A significant development came in 2018 with the introduction of pari-mutuel wagering, bringing the event in line with other major horse racing venues in the United States.

==Racing program==
The Far Hills Race Meeting features a full day of steeplechase racing, typically consisting of multiple stakes races over hurdles and timber courses. The centerpiece of the meeting is the Grade 1 American Grand National, one of the most prominent steeplechase races in the United States.

Other races on the card include stakes events, hurdle races, and races for novice and maiden horses. In recent years, races such as the McDynamo Maiden Sweepstakes have been included as part of the meeting's race card.

==Course and layout==
The Far Hills Race Meeting is held at Moorland Farm, a grass racecourse in Far Hills, New Jersey. The course is set within open countryside and is configured for steeplechase racing, including hurdle and timber events.

Races are run over varying distances depending on the division and race type. Hurdle races are contested over portable fences, while timber races are run over fixed wooden fences, consistent with traditional American steeplechase racing formats.

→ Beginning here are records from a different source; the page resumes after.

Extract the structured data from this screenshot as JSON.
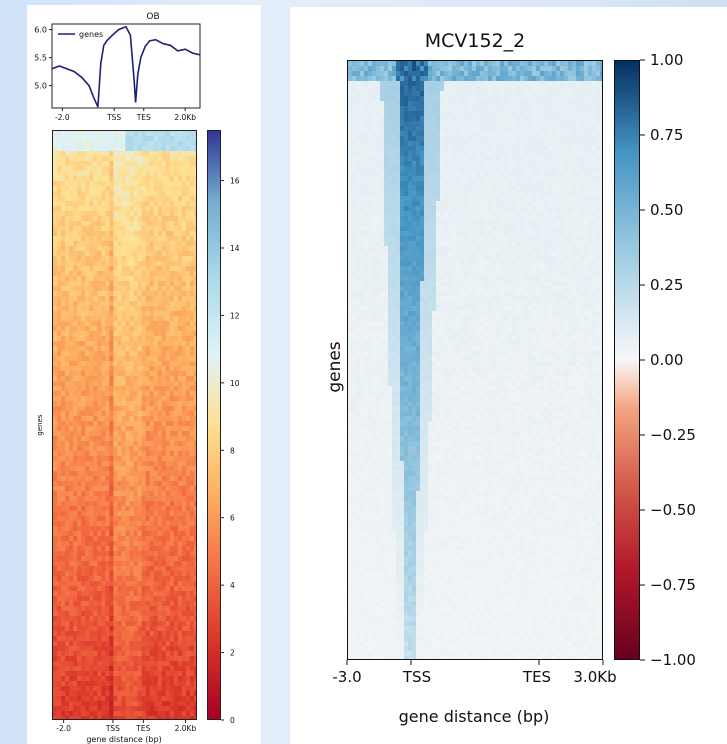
{
  "chart_data": [
    {
      "type": "line",
      "title": "OB",
      "xlabel": "",
      "ylabel": "",
      "legend": {
        "entries": [
          "genes"
        ],
        "placement": "top-left"
      },
      "x_ticks": [
        "-2.0",
        "TSS",
        "TES",
        "2.0Kb"
      ],
      "y_ticks": [
        "5.0",
        "5.5",
        "6.0"
      ],
      "ylim": [
        4.6,
        6.1
      ],
      "series": [
        {
          "name": "genes",
          "color": "#1f1f7a",
          "x": [
            0,
            0.05,
            0.1,
            0.15,
            0.2,
            0.25,
            0.28,
            0.31,
            0.33,
            0.35,
            0.37,
            0.4,
            0.45,
            0.5,
            0.53,
            0.555,
            0.565,
            0.58,
            0.6,
            0.63,
            0.66,
            0.7,
            0.75,
            0.8,
            0.85,
            0.9,
            0.95,
            1.0
          ],
          "values": [
            5.3,
            5.35,
            5.3,
            5.25,
            5.15,
            5.0,
            4.8,
            4.62,
            5.4,
            5.72,
            5.8,
            5.88,
            6.0,
            6.05,
            5.9,
            5.1,
            4.7,
            5.2,
            5.5,
            5.7,
            5.8,
            5.82,
            5.75,
            5.72,
            5.62,
            5.65,
            5.58,
            5.55
          ]
        }
      ]
    },
    {
      "type": "heatmap",
      "title": "",
      "xlabel": "gene distance (bp)",
      "ylabel": "genes",
      "x_ticks": [
        "-2.0",
        "TSS",
        "TES",
        "2.0Kb"
      ],
      "colormap": "RdYlBu",
      "colorbar_ticks": [
        "0",
        "2",
        "4",
        "6",
        "8",
        "10",
        "12",
        "14",
        "16"
      ],
      "colorbar_range": [
        0,
        17.5
      ]
    },
    {
      "type": "heatmap",
      "title": "MCV152_2",
      "xlabel": "gene distance (bp)",
      "ylabel": "genes",
      "x_ticks": [
        "-3.0",
        "TSS",
        "TES",
        "3.0Kb"
      ],
      "colormap": "RdBu",
      "colorbar_ticks": [
        "1.00",
        "0.75",
        "0.50",
        "0.25",
        "0.00",
        "−0.25",
        "−0.50",
        "−0.75",
        "−1.00"
      ],
      "colorbar_range": [
        -1.0,
        1.0
      ]
    }
  ]
}
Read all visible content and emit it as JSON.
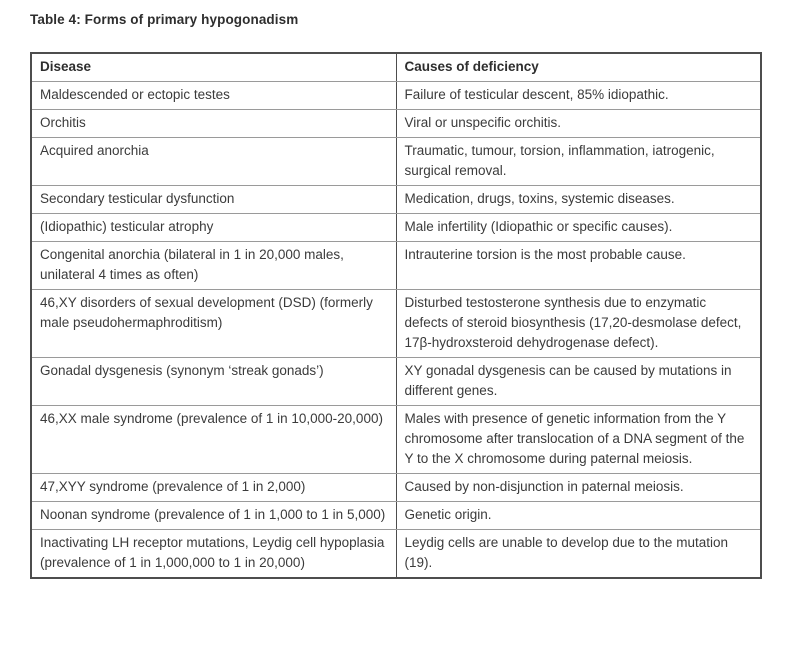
{
  "page": {
    "caption": "Table 4: Forms of primary hypogonadism"
  },
  "colors": {
    "text": "#3b3b3b",
    "border_outer": "#4d4d4d",
    "border_inner": "#9a9a9a",
    "background": "#ffffff"
  },
  "table": {
    "headers": [
      "Disease",
      "Causes of deficiency"
    ],
    "rows": [
      {
        "disease": "Maldescended or ectopic testes",
        "cause": "Failure of testicular descent, 85% idiopathic."
      },
      {
        "disease": "Orchitis",
        "cause": "Viral or unspecific orchitis."
      },
      {
        "disease": "Acquired anorchia",
        "cause": "Traumatic, tumour, torsion, inflammation, iatrogenic, surgical removal."
      },
      {
        "disease": "Secondary testicular dysfunction",
        "cause": "Medication, drugs, toxins, systemic diseases."
      },
      {
        "disease": "(Idiopathic) testicular atrophy",
        "cause": "Male infertility (Idiopathic or specific causes)."
      },
      {
        "disease": "Congenital anorchia (bilateral in 1 in 20,000 males, unilateral 4 times as often)",
        "cause": "Intrauterine torsion is the most probable cause."
      },
      {
        "disease": "46,XY disorders of sexual development (DSD) (formerly male pseudohermaphroditism)",
        "cause": "Disturbed testosterone synthesis due to enzymatic defects of steroid biosynthesis (17,20-desmolase defect, 17β-hydroxsteroid dehydrogenase defect)."
      },
      {
        "disease": "Gonadal dysgenesis (synonym ‘streak gonads’)",
        "cause": "XY gonadal dysgenesis can be caused by mutations in different genes."
      },
      {
        "disease": "46,XX male syndrome (prevalence of 1 in 10,000-20,000)",
        "cause": "Males with presence of genetic information from the Y chromosome after translocation of a DNA segment of the Y to the X chromosome during paternal meiosis."
      },
      {
        "disease": "47,XYY syndrome (prevalence of 1 in 2,000)",
        "cause": "Caused by non-disjunction in paternal meiosis."
      },
      {
        "disease": "Noonan syndrome (prevalence of 1 in 1,000 to 1 in 5,000)",
        "cause": "Genetic origin."
      },
      {
        "disease": "Inactivating LH receptor mutations, Leydig cell hypoplasia (prevalence of 1 in 1,000,000 to 1 in 20,000)",
        "cause": "Leydig cells are unable to develop due to the mutation (19)."
      }
    ]
  }
}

The venue includes spectator areas, tailgating sections, reserved enclosures, and hospitality spaces, allowing the race meeting to function as both a competitive sporting event and a large outdoor gathering.

==Event and attendance==
Beyond racing, the Far Hills Race Meeting is known for its social and cultural significance in the region. The event attracts horse racing enthusiasts, local residents, and visitors from across the northeastern United States.

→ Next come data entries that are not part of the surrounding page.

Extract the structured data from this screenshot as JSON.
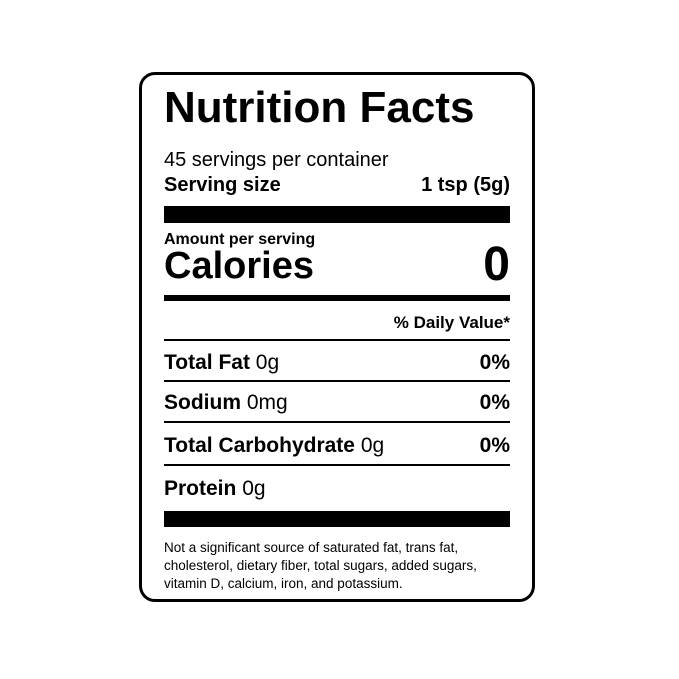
{
  "title": "Nutrition Facts",
  "servings": "45 servings per container",
  "serving_size_label": "Serving size",
  "serving_size_value": "1 tsp (5g)",
  "amount_label": "Amount per serving",
  "calories_label": "Calories",
  "calories_value": "0",
  "dv_header": "% Daily Value*",
  "nutrients": [
    {
      "name": "Total Fat",
      "amount": "0g",
      "dv": "0%"
    },
    {
      "name": "Sodium",
      "amount": "0mg",
      "dv": "0%"
    },
    {
      "name": "Total Carbohydrate",
      "amount": "0g",
      "dv": "0%"
    },
    {
      "name": "Protein",
      "amount": "0g",
      "dv": ""
    }
  ],
  "footnote": "Not a significant source of saturated fat, trans fat, cholesterol, dietary fiber, total sugars, added sugars, vitamin D, calcium, iron, and potassium."
}
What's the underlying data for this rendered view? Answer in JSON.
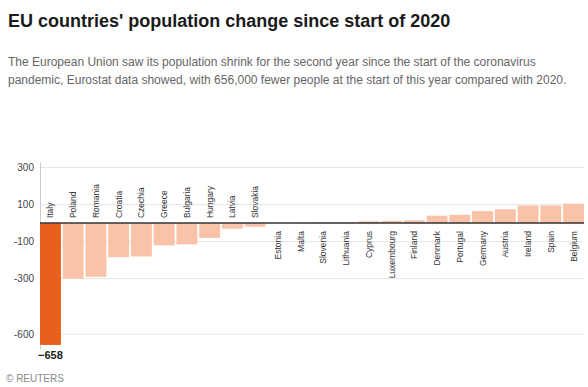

Spectators traditionally gather in tailgate areas, reserved enclosures, and hospitality sections, contributing to the event's reputation as both a sporting competition and a social gathering.

Attendance has varied over time, but recent editions of the race meeting have drawn tens of thousands of spectators.

==Charity and impact==
The Far Hills Race Meeting is a charitable event, with proceeds supporting healthcare and community organizations in the region. According to the organizers, the event has contributed more than $22 million to local beneficiaries, including hospitals and emergency services organizations.

The event has also contributed to the local economy through tourism, hospitality, and regional business activity associated with race day.

==Notable winners==
Notable winners of the Grade 1 American Grand National, the featured race of the Far Hills Race Meeting, include:

| Year | Horse | Notes | Source |
|---|---|---|---|
| 2025 | Zanahiyr (IRE) | Irish-bred jumper; winner of the American Grand National at Far Hills |  |
| 2024 | Snap Decision | Winner of the Grade 1 American Grand National at the 103rd running |  |
| 2022 | Hewick | Irish-trained winner of the American Grand National |  |

==Recent runnings==
- 2024 (103rd running): Held October 19; approximately $700,000 in purses; Snap Decision won the American Grand National.
- 2025 (104th running): Held October 18; approximately $775,000 in purses; Zanahiyr (IRE) won the American Grand National.
- 2026 (105th running): Scheduled for October 17.